The Verizon Data Breach Report unearths some positive stats in stopping cyber-attacks, but if you read between the lines there's still a lot of work to be done.

There’s been a lot of discussion over the last week about the seemingly positive results issued in the recently published 2010 Verizon Data Breach Investigations Report.

Unlike previous years, which saw tremendous growth in the sheer volume of electronic breaches and the numbers of records being misappropriated via those events, the 2010 iteration of the influential paper – which now includes data provided by the U.S. Secret Service added to Verizon’s own information – tracked the loss of only 143 million records in 2009, versus the 285 million records stolen during 2008 (or more than 361 million records when you combine both Verizon and the Secret Service’s ‘08 figures).

That’s significant, and a major improvement by any estimation, but my first thought is that if these numbers are to be trusted – and I do trust them as much as any other “independent” stats of their ilk – what I feel they likely point to is an improvement among organizations in stopping larger numbers of simpler, widespread attacks (such as common forms of spyware) while they are still falling prey to more targeted, complex campaigns.

What’s my rationale for bucking the many positive assumptions that could be made based on Verizon’s findings?
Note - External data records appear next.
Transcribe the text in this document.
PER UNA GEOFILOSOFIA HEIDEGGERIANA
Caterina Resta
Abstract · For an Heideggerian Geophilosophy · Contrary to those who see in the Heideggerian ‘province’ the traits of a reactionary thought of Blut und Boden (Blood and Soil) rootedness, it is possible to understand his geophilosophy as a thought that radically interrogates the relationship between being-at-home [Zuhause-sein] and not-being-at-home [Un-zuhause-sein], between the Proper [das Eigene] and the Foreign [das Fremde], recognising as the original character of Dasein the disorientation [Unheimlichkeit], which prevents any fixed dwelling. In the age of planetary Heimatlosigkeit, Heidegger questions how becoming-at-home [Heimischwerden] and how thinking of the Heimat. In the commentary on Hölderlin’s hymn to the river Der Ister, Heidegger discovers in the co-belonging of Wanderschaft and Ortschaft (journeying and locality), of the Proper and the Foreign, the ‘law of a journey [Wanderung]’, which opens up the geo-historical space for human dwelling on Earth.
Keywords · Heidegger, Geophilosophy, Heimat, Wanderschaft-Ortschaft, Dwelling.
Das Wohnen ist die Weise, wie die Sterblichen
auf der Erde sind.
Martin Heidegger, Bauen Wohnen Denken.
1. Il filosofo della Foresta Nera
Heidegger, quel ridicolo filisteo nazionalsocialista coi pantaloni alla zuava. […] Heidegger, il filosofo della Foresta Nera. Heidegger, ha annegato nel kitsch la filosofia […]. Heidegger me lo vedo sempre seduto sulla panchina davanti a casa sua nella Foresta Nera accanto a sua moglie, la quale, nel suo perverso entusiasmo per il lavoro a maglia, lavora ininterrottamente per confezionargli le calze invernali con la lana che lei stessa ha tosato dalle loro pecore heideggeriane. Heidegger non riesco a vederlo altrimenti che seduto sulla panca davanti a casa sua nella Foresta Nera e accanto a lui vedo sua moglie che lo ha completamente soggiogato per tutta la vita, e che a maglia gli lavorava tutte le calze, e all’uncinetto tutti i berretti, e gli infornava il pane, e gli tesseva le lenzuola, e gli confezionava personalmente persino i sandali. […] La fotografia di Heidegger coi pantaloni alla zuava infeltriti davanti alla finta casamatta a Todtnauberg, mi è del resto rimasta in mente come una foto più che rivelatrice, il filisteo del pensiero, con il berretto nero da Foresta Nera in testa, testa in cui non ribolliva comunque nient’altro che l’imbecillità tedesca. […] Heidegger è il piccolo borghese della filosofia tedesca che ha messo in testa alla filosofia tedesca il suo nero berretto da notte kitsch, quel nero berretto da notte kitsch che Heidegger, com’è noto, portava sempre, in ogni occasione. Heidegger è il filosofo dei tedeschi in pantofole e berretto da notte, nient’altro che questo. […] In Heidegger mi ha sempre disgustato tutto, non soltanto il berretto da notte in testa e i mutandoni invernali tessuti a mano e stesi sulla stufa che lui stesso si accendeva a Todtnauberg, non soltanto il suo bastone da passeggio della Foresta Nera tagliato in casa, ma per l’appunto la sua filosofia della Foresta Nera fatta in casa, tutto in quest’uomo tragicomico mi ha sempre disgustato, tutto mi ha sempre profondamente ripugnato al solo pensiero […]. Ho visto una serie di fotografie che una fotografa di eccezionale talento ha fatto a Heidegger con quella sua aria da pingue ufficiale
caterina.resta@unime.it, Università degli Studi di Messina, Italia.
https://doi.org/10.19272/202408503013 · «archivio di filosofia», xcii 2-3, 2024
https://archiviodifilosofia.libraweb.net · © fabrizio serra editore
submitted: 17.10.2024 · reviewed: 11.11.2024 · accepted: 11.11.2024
Being focused primarily on the government sphere, it’s hard to forget some other shocking numbers we’ve seen of late. Namely, we’ve already been told in 2010 that there has been a 200 percent increase in intrusions into U.S. government networks (by the U.S. General Accountability Office) over the last year alone, and that 73 percent of those incidents existed for over 9 months before being discovered (per the White House Office of Management and Budget).

So, while it’s very encouraging to see that the stronger security controls and policies that we’ve been putting into place for the last few years appear to finally be having some positive effect, it’s hard for me to believe that the reported statistical improvements illustrate that the underlying challenges that we face related to cyber-crime are truly being addressed.

For instance, Verizon makes the leap that a slowdown in attacks after the indictment of TJX hacker Albert Gonzalez may be directly traceable to increased concern on the part of attackers over being caught and prosecuted; but with so many attacks coming from overseas, and Gonzalez’ own international partners in crime still at large, can we really believe that criminals around the globe are actively becoming more worried?

The Devil Inside

Also, consider that Verizon reports that while 70 percent of all breaches were carried out via external agents, the number of cases that involved insiders rose to 48 percent, an increase of 26 percent over the previous year. This seems to mean (backed Verizon’s own conclusions) that the organized criminals and government entities who are at the top of the food chain are becoming more successful at finding people with some level of security privilege who are willing to carry out misdeeds against their employers, or even their own governments.

It’s imperative that we all respect the reality in the growth of internal threats, because as we’ve learned in many other areas of crime or espionage, ultimately it is the privileged insider who represents the most unpredictable, dangerous and hard-to-find point of risk. If research tells us that more attacks are being stopped at the door, how valuable is that improvement long-term if more privileged insiders, with direct access to certain assets, are actively being compromised?

Also, we have to consider that the most advanced hacker crews are increasingly leveraging compromised devices and applications as beachheads for attacks against networks from within. In recent years this “digital insider” phenomenon has metastasized as the widespread compromise of financial and government systems abounds. 

So while the number of breaches and records as presented by Verizon may seem to have fallen, how frequently are technically savvy attackers capable of getting a foot in the door and pivoting to precisely where they want to be to make off with the specific records they seek? Again, that’s a statistic that would be hard to achieve feasibly, but we know based on other pervasive intelligence that this is exactly what’s been going on. This is how the aeronautics for the President’s personal aircraft end up located on a server discovered in the Middle East.

Our lack of appreciation for the sophistication and organization of our adversaries is the real issue here. We must be able to conduct attack path mapping from the perspective of a digital insider in order to combat the advanced persistent threat – which is most often not a disgruntled employee, but rather a compromised service and/or device. Intrusion suppression is the new name of the game.

Quite simply I feel that it’s fair to assess that the worst of our adversaries is likely continuing on with business as usual while the low end of the market is where attackers are finally seeing more crudely devised threats get stopped, as evidenced by the Verizon report.

It’s not to say that there aren’t things to be optimistic about in the paper, which concludes that “criminals are not hopelessly ahead in this game.” I just feel that any positive assumptions that can be made also point to some of our biggest weaknesses, with Verizon finding that organizations “remain sluggish” in detecting and responding to incidents and that most breaches (61 percent) are discovered by external parties and only then after a considerable amount of time.

At the end of the day any progress in this fight is good progress, but there’s still a long way to go.